I personally think multiple visits over time will probably be more productive than one long visit (such as a weekend campout). Also, repeat visits to the area are necessary to notice and identify any recent changes in the vicinity-- such as large branches being moved, possible nest building, fresh tree breaks or other physical evidence. Try different access points and different times of the day.

If you aren't finding or observing anything suspicious after several visits, move on to another potential "hot spot." Over time, you will develop a handful of locations within reasonable range of where you live that you are monitoring on a regular basis.

Someday and somewhere somebody with a working knowledge of what to be observing in the field is going to be rewarded with a sighting or encounter. Hopefully, you'll have the audio, video or photographic equipment-- and luck-- to document it. If I had to choose between skill and luck-- I'd rather be lucky any day.

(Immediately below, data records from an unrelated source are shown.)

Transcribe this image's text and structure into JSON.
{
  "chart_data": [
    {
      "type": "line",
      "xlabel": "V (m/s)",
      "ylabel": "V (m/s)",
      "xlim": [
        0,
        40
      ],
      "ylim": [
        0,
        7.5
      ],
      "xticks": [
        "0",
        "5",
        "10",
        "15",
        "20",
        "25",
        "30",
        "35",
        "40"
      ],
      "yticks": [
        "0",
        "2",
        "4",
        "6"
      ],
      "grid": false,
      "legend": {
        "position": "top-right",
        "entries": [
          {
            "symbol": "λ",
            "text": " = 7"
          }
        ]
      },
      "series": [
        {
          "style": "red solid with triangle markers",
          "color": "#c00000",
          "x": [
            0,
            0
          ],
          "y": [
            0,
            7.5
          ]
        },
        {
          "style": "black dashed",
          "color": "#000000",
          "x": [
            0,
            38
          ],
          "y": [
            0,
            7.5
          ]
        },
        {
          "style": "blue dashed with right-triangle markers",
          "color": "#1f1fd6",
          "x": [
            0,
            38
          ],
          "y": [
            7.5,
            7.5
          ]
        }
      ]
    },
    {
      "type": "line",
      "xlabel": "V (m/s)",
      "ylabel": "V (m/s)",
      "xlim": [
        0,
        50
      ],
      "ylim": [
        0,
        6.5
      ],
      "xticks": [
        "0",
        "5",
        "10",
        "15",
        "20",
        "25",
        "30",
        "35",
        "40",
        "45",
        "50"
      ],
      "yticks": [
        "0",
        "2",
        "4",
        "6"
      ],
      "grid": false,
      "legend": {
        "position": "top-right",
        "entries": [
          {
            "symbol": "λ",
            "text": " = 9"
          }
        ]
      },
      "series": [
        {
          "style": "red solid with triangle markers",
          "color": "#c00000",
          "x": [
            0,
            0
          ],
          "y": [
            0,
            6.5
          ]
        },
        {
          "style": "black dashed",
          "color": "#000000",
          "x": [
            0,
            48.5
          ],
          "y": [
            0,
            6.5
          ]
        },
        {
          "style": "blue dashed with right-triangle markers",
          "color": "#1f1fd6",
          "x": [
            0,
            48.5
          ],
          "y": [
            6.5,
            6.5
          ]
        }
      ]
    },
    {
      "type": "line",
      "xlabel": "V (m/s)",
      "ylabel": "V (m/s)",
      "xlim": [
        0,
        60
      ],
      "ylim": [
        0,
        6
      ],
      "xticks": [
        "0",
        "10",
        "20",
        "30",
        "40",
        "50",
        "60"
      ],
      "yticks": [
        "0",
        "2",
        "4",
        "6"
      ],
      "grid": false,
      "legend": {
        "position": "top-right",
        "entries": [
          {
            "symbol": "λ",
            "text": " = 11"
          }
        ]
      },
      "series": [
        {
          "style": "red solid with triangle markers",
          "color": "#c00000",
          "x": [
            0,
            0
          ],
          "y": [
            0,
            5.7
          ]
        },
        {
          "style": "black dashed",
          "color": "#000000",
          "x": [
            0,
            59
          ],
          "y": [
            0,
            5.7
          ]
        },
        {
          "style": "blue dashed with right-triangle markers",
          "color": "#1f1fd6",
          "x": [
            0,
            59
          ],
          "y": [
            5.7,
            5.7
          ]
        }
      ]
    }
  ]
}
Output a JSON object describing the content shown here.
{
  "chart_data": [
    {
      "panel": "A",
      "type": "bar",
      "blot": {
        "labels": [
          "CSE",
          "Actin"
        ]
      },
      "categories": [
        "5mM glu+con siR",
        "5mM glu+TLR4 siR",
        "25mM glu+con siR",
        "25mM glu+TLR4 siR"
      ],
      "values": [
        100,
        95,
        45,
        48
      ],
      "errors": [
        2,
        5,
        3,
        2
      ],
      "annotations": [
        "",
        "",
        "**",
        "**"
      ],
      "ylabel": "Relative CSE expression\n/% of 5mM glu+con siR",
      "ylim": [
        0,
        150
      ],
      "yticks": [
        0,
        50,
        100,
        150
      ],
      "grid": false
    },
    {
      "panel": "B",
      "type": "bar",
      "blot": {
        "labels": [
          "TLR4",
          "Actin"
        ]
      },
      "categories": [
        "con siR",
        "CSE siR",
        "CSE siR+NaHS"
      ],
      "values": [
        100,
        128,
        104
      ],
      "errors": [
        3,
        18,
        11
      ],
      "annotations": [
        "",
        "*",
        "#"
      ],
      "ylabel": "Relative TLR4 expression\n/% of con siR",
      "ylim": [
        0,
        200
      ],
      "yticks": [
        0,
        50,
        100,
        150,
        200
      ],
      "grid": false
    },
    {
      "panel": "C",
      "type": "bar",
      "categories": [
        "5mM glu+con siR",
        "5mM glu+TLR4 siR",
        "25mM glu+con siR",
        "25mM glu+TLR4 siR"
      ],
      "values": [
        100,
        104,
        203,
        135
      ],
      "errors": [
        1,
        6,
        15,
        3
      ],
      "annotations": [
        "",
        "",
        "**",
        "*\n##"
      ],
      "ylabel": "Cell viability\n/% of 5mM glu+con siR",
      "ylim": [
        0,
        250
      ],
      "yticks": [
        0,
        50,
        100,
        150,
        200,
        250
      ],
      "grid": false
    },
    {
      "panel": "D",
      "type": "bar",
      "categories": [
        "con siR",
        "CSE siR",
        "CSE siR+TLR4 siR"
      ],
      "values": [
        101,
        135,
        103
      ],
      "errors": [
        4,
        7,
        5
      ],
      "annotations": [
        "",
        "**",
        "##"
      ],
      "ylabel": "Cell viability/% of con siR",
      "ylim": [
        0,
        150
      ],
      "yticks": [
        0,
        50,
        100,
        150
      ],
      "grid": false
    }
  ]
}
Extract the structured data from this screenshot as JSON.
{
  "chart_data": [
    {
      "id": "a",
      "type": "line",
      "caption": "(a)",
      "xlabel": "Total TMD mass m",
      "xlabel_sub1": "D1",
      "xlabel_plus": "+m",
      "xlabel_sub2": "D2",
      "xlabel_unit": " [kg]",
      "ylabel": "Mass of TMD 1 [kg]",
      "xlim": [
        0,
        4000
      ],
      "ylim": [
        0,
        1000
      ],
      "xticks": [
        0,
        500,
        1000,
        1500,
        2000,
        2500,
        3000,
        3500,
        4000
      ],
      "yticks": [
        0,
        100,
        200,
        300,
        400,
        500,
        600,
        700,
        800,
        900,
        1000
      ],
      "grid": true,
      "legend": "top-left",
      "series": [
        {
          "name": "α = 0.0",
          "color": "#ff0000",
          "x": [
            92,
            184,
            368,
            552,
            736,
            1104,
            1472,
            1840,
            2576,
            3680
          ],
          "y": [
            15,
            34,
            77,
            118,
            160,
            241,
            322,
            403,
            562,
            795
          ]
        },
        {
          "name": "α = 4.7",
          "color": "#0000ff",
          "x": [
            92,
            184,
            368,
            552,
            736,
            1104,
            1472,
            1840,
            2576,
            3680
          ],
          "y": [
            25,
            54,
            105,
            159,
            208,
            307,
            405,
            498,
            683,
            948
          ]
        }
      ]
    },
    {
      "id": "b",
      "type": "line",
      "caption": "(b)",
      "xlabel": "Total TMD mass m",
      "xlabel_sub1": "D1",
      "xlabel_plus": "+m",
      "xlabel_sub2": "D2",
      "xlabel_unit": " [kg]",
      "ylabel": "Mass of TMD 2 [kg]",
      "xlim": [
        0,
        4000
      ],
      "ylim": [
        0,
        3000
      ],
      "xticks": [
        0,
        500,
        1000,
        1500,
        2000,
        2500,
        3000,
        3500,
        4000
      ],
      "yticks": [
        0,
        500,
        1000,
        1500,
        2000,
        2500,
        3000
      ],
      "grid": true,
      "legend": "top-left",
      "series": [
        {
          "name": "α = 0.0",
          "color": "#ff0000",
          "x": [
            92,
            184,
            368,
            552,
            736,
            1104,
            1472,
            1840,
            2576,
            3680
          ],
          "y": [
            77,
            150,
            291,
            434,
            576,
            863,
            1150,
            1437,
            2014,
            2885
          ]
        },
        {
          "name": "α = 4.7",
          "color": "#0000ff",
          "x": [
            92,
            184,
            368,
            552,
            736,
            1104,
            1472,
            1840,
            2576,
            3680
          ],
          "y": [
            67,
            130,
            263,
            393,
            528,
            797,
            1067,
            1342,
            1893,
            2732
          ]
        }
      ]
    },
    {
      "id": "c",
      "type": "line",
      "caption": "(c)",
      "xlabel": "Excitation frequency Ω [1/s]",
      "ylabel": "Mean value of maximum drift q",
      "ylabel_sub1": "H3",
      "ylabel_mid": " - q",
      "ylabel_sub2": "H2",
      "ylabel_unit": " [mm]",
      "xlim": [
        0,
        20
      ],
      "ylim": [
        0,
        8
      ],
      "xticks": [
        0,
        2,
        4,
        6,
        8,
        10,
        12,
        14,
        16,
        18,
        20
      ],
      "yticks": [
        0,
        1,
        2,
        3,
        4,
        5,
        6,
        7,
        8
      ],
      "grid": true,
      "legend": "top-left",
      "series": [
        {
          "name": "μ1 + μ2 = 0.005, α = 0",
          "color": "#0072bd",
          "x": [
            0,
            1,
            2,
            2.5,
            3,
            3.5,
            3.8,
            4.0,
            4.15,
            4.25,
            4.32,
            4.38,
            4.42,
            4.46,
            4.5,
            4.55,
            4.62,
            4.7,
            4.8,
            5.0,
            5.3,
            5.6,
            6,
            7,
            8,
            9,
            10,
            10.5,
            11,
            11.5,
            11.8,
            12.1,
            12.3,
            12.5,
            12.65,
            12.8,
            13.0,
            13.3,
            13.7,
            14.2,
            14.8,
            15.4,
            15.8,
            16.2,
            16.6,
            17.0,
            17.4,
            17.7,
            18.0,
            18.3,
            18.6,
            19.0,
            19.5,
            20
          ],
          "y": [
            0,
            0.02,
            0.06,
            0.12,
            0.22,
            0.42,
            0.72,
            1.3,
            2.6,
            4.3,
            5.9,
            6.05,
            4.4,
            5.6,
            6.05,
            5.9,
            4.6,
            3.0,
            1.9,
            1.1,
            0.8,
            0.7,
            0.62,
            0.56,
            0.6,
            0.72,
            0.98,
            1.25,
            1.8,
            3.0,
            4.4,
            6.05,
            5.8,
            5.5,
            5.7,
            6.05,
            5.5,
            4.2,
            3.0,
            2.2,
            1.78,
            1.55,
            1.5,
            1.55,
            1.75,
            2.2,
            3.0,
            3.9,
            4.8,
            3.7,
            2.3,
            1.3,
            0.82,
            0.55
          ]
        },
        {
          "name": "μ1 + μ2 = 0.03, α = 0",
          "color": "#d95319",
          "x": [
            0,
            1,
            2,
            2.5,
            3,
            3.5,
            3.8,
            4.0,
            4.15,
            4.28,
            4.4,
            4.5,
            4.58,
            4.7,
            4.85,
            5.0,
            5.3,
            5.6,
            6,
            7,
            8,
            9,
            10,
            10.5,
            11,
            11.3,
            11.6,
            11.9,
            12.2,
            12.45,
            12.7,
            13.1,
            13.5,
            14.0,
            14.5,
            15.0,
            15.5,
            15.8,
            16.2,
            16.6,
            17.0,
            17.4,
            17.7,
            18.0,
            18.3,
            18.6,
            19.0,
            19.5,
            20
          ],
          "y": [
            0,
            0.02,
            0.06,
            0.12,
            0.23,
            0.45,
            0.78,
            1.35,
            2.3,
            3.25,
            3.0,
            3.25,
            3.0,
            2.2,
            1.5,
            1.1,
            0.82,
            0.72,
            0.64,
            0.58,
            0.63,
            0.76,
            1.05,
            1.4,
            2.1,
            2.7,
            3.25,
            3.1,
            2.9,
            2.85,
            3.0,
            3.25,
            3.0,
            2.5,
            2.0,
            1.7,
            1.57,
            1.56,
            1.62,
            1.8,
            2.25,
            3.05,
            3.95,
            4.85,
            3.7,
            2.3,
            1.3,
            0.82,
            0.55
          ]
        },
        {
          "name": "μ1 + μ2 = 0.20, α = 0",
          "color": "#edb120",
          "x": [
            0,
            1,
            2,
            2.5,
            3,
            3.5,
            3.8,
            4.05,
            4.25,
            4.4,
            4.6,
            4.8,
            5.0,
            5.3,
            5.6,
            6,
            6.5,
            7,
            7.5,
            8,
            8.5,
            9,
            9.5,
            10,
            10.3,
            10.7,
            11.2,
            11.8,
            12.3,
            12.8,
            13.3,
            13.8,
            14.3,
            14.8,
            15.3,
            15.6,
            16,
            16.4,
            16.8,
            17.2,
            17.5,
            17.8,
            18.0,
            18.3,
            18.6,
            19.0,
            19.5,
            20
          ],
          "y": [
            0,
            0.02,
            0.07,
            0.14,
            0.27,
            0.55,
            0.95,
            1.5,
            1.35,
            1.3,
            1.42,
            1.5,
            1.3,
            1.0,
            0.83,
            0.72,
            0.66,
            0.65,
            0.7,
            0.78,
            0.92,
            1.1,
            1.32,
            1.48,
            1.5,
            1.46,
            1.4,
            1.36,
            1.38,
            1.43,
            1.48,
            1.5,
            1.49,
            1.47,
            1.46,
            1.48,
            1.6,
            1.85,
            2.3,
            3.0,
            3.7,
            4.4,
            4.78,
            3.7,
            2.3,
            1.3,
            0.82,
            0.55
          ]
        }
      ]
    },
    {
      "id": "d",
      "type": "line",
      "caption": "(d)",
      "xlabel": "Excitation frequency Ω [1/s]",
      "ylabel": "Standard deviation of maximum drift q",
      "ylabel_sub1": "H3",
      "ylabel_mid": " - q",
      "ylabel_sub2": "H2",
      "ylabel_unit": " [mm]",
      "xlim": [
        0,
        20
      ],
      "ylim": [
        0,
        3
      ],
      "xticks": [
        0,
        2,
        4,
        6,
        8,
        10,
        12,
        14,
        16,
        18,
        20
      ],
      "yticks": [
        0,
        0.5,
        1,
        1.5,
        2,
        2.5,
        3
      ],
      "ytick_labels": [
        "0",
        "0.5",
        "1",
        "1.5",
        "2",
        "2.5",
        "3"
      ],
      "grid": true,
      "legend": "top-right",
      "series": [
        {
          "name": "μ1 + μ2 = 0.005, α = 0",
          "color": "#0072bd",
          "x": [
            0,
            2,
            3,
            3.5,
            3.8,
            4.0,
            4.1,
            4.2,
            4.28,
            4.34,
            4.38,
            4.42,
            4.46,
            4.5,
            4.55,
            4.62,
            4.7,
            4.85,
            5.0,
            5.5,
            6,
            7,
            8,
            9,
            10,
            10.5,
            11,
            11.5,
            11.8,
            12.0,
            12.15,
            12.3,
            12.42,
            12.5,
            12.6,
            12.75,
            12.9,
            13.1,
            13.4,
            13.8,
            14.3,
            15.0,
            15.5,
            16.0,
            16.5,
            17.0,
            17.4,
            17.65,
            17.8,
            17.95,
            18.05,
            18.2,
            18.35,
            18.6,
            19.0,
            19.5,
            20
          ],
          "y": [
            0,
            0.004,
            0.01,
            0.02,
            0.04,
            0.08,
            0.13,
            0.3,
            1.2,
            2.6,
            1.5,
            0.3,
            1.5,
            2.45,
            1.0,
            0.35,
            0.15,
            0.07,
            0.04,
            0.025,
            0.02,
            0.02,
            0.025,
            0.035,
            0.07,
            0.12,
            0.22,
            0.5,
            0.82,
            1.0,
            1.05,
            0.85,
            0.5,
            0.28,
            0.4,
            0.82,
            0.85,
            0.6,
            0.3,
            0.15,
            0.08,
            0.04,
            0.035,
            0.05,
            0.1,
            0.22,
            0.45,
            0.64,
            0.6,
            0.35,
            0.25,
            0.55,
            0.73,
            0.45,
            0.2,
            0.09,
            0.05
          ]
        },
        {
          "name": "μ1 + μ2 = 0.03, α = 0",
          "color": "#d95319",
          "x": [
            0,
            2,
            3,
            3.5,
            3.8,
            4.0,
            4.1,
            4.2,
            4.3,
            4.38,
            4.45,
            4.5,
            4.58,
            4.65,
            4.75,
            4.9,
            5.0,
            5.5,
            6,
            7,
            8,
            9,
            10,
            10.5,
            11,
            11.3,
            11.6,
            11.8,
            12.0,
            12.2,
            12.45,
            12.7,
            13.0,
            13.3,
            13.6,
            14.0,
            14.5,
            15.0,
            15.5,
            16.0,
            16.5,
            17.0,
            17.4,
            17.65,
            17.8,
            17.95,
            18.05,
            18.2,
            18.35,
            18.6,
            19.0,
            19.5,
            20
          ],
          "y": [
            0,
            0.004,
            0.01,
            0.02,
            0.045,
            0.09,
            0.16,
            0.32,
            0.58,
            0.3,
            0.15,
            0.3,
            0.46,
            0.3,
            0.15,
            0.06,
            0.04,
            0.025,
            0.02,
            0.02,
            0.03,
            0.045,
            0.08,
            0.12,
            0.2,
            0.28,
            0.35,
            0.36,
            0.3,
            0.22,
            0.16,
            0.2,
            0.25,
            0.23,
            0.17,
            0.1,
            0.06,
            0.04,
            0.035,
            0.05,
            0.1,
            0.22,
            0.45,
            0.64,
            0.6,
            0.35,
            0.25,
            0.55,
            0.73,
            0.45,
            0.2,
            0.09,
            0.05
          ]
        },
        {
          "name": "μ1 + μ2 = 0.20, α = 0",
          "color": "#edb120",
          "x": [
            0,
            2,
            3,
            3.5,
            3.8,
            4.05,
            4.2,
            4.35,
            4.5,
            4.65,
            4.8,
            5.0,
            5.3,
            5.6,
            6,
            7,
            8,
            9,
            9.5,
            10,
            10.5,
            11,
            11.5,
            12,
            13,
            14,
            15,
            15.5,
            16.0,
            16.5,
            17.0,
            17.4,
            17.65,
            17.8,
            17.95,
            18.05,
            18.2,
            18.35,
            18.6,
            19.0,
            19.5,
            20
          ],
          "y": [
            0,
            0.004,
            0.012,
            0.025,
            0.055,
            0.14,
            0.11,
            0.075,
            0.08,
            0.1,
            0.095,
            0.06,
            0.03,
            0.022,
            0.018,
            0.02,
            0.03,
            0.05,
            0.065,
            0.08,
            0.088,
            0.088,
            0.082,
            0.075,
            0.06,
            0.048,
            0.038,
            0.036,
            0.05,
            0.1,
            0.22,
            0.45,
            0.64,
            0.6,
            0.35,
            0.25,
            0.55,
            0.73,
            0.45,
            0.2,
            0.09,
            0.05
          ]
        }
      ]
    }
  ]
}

Please don't think I'm making this all sound easy, but I do hope to encourage more people to get out in the field and be alert. Not all BF enthusiasts are living in "prime" BF territory like the Pacific Northwest-- but don't overlook the credible reports coming from potential habitat areas in the eastern United States from Texas to West Virginia to Wisconsin and many points in between. To some extent, those of us residing near geographically smaller habitat areas may have the advantage because we can focus our attention in the field to pockets of land measured in dozens of square miles rather than the hundreds of thousands of square miles of wilderness in so-called "prime" territory.

For example, Midwest states like Iowa, Illinois, Indiana or Ohio may indeed be as much as 90% agricultural or urban landscapes-- this only helps limit our investigation efforts to the remaining 10% of forests and waterways. For someone with a working knowledge of the behaviors and physical evidence thought to be indicative of these animals, the odds of tracking them has to be better in a more confined area.